TRIGGER WARNINGS: Drug use, alcohol, rape mention

EPILEPSY WARNING

‘The Dream Team’ is a personal summation I use for any film containing the likes of Seth Rogen, Dave/James Franco, Christopher Mintz-Plasse, Jonah Hill, Michael Cera  and any of their other frequent collaborators. A cultural phenomenon uniting the greatest comedic forces of the past few years. Nicholas Stoller’s Bad Neighbours is another one of these outings.

Seth Rogen & Rose Byrne star as Mac and Kelly, new parents moving into their first home. They work, they try to keep up their sex life and dress their child up as Heisenberg for calenders, y’know, normal adult stuff. This is until a fraternity move in next door. Delta Psi, headed by Teddy Sanders (Zac Efron), are everything you’d expect from a frat pack, hard-partying, loud and determined to gain entry to the Hall of Fame by holding THE ULTIMATE FRAT PARTY EVER.

As the parties get louder Mac and Kelly’s wits get shorter and its frats vs parents in a cunning game to get the boys kicked out of their house. There’s airbags, dildos, weed and manipulation with a barrel of gags on par with the college movies of the early noughties. (please let this be a revival?)

While there is no doubt that Zac Efron is the definition of attractive white male (with better maintained eyebrows than any teen girl) his acting has actually become very versatile, comfortably allowing him to slip between drama, romance and comedy quicker than you can say ‘we’re all in this together’.  Versatility is also one of Rose Byrne’s strong points, perfectly portraying the mother I would hope to be, a total sweetheart with a foul mouth. As for Seth Rogen, I could quite easily watch 90 minutes of him getting stoned and laughing . Dave Franco stars as Teddy’s best pal Pete, still a total idiot, but with his head screwed on a bit tighter and there’s also a brief appearance from Welsh lovely Craig Roberts, whose skill for deadpan hilarity does not go amiss.

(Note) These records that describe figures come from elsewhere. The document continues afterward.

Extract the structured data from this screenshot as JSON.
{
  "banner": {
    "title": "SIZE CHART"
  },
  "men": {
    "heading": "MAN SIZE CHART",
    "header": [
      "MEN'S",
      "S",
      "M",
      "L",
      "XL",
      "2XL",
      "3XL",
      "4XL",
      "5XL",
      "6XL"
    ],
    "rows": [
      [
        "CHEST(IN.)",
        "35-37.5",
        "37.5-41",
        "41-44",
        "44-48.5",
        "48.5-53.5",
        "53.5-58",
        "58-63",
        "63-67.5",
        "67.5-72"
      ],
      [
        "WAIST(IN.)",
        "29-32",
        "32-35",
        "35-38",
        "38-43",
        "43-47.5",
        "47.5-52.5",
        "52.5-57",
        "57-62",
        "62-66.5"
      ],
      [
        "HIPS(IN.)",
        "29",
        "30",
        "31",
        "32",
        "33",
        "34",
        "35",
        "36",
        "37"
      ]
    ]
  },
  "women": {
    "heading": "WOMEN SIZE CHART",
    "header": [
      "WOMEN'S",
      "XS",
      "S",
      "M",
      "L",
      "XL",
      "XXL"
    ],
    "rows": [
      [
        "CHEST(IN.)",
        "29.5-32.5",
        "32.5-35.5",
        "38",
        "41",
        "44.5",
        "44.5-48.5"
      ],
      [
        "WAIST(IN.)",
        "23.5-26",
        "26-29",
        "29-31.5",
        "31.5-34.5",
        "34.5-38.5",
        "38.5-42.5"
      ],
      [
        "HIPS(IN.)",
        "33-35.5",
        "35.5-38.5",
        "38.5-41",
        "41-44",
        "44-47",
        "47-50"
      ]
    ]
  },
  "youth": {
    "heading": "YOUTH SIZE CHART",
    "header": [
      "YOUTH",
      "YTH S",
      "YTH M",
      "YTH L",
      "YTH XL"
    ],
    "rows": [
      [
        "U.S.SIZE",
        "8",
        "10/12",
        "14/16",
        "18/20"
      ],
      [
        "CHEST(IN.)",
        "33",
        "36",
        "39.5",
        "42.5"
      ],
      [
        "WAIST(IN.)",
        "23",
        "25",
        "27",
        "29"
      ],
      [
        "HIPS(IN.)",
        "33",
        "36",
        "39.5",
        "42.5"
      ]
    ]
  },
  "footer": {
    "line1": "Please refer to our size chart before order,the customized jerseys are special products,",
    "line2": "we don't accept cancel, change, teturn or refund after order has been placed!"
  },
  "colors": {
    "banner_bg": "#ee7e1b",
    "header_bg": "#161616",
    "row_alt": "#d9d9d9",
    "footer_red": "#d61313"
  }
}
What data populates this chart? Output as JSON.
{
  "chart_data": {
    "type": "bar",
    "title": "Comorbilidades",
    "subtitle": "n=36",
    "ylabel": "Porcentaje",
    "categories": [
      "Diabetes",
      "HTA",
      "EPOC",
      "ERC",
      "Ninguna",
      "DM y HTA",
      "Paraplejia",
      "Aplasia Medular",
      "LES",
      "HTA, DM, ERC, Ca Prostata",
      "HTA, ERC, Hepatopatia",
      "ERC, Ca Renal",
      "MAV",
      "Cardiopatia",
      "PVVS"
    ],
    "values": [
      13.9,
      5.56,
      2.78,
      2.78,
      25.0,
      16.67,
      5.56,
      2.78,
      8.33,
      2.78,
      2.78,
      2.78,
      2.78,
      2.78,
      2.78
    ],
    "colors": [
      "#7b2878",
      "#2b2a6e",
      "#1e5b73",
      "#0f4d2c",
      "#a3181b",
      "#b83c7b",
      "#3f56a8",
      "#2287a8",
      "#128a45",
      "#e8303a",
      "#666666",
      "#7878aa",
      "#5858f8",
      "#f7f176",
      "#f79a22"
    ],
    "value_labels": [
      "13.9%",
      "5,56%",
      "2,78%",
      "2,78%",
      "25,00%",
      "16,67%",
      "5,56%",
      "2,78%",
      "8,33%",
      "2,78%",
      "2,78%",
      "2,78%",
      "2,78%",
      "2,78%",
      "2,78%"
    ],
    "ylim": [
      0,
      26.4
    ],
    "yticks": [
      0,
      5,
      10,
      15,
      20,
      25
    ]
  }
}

The likeable couple root the film in more than just crude comedy, their struggle to come to terms that their partying days are behind them breaks usual film narratives about new parents by showing that they actually did have lives prior to starting a family. On the other hand you have Teddy, who is struggling to accept the fact that he has to grow up and make decisions about his future. The extreme contrasts and similarities strike chords with the majority of the audience, not just teens. Yes, it may be ridiculous and juvenile at times but it never claims to be anything more, a dividing line between the extremities of youth culture and adulthood.

Falling somewhere along the lines of Project X and the gross out comedy of American Pie with a kind of bawdy stoner humour Jay and Silent Bob would be proud of (although i’m sure the two 70+ year old ladies in my screening were less impressed by frequent references to how ‘blessed’ Scoonie is in the trouser department), Bad Neighbours is a comedy with heart & a good nature but never takes itself too seriously to miss out on a whole load of dick jokes.